In this dissertation, I explore the migration intentions, self-rated physical and mental health, and alcohol use of people living in regions facing environmental stressors. In my first chapter, I examine factors that predict willingness to move away from southeast Louisiana, a region threatened by land loss, hurricanes, and environmental pollution. Specifically, I assess the relationships risk perceptions, place attachment, and fishing employment have with willingness to move. I find that risk perceptions are positively related to willingness to move and that place attachment and fishing employment are negatively related to willingness to move. In my second chapter, I show the predictors of self-rated physical and mental health in Flint, Michigan, both before the Water Crisis and after. I pay special attention to the relationships race, perceived marginalization, and social capital have with self-rated health.

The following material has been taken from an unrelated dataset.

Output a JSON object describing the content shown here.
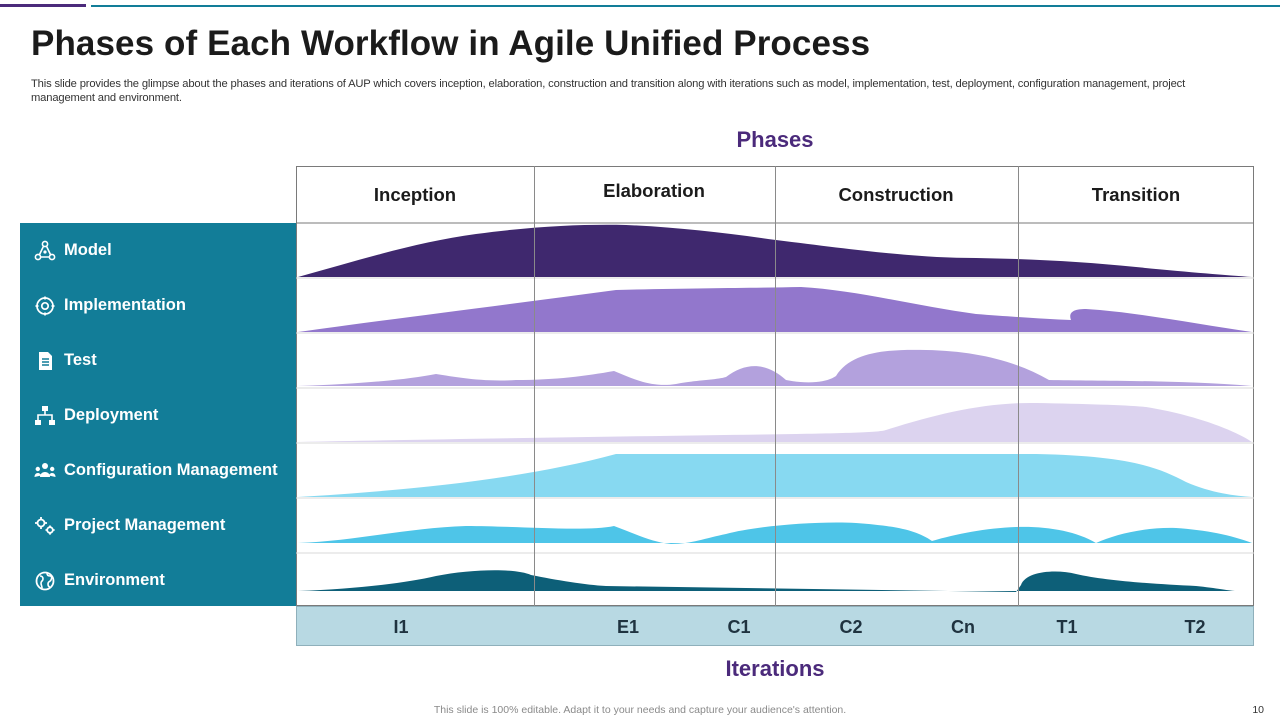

The important takeaways from this paper are that perceived marginalization is a predictor of poorer physical and mental health before and after the Water Crisis, whereas social support predicts better health before the Water Crisis but loses much of its relationship with health after the announcement of the Flint Water Crisis. In my third chapter, I explore the relationships between resource networks, religious ecology, and alcohol misuse in the Gulf Coast. Here, I found that people in increasingly Catholic and Mainline Protestant counties tend to be at higher risk for potential alcohol misuse, and those with more local ties are at a greater risk for alcohol misuse than those with more extra-local ties. Together, these papers demonstrate how critical a person’s social life is. One consistent finding in these papers is that social capital, be it social support or community sentiments, does not always operate in the same way for different social groups. In a disaster context, social capital can be taxing on a person, especially if their close ties are also under stress.